Once your campaign is ready, QA test the following areas:
- Message’s appearance on different devices
- Grammar and spellings
- Placement of links and buttons
- From name and address
- Correct send classification within SFMC
- Correct audience
In A/B testing, two versions of an email with different variables are created and sent out to two test audiences from the subscriber list. Here’s what you can test with A/B testing in SFMC:
- Subject line
- Content
- Images and other visuals
- Personalization
- Call to Action text/links/buttons
- From name
- Send time
- Pre-header
Continually testing for one or more of these variables allows for ongoing email optimization.
#6: Forgetting that sometimes ‘less’ can be ‘more’
On implementing Salesforce Marketing Cloud, many email marketers realize that the platform comes with a number of features, both out-of-the-box and customizable. However, it’s too easy to fall into the trap of trying too many things at once. Remember that the purpose of your email marketing campaign should dictate the SFMC technology/features/functions you use, not the other way around.

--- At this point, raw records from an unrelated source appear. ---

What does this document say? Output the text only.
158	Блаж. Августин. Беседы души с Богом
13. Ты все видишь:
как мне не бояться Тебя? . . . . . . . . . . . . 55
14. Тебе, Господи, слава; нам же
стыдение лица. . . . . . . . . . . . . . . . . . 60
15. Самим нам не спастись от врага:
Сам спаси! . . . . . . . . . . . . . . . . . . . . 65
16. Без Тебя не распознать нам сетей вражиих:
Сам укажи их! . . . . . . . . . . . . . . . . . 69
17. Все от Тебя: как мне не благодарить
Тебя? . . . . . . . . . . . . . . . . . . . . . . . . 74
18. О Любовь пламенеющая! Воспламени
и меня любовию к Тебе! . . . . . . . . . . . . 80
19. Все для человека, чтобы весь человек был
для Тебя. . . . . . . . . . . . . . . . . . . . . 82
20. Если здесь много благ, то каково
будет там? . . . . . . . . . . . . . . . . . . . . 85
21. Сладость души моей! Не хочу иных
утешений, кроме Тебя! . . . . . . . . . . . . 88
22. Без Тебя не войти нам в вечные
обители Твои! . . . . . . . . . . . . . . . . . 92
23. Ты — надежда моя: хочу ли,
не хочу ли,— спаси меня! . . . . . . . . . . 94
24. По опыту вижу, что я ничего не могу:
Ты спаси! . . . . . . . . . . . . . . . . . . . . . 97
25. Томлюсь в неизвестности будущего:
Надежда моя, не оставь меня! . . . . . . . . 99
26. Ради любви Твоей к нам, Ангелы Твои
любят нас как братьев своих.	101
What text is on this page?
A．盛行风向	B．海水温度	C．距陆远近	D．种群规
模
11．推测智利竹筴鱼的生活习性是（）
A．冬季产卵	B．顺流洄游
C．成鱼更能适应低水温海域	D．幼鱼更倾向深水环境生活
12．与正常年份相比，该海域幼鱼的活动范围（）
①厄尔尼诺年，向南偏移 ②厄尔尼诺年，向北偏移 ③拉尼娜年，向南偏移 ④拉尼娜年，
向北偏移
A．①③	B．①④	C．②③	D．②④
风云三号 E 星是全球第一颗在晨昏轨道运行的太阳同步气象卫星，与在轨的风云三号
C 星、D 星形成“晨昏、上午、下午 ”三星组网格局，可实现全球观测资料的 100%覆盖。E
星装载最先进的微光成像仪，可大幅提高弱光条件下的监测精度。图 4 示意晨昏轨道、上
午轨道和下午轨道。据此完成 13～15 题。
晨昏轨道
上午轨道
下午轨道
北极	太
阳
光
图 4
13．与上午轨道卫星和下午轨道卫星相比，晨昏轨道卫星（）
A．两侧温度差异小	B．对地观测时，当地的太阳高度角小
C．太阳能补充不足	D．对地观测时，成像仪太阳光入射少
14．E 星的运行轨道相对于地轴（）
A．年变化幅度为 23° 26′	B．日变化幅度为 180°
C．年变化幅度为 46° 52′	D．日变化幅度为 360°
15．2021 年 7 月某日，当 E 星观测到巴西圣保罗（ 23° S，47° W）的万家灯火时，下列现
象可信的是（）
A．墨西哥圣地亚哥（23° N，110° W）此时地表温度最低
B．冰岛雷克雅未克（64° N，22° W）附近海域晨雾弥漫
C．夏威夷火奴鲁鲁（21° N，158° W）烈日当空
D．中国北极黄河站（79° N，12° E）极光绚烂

Try these Salesforce deployment best practices related to SFMC customization:
- Start with a SMART goal to:
– Define exactly what you hope this campaign will achieve
– What you need to do to reach the goal
– Clearly define success post-launch
- Seek information about user motivations, needs and struggles to understand which features you will need to use
- Decide if you need dynamic, hyper-personalized content in every email. If not, minimize the amount of personalization and create more generic emails using a limited number of SFMC tools
#7: Not tracking performance
SFMC provides powerful tracking and analytics capabilities so email marketers and SFMC specialists can review the performance of their email marketing campaigns. Tracking can be done on:
- Aggregate level: for a comprehensive summary of email send statistics and is available on the Email Send record
- Individual level: provides email performance information at the Contact or Lead level and is viewed in the Individual Email Result record
After implementing Salesforce email marketing campaigns, use these powerful SFMC features to analyze and improve email marketing performance over time:
- Analytics Builder to gain insights into the behaviors and interests of subscribers, to set marketing goals and to refine customer journeys
- Standard Reports in Email Studio to track campaign effectiveness
- Einstein Engagement Scoring to target customers to maximize engagement and conversion
- Marketing Cloud Einstein Send Time Optimization (STO) to determine optimal send times so that the message is likely to be opened
- Einstein Copy Insights to analyze the text from your email subject lines, uncover language insights and use these copy insights to craft subject lines that drive stronger email engagement
- Einstein Content Selection to send personalized content for each customer when they open your messages
- Einstein Engagement Frequency to evaluate your email activities and identify the optimum number of email messages to send
- Einstein Email Recommendations to observe customer behavior and build preference profiles
Wrap up
Implementing Salesforce Marketing Cloud is just the first step towards creating powerful email marketing campaigns that resonate with your audience. The key to eventual success lies in avoiding common mistakes and following some proven Salesforce deployment best practices. We hope this guide helps you with both!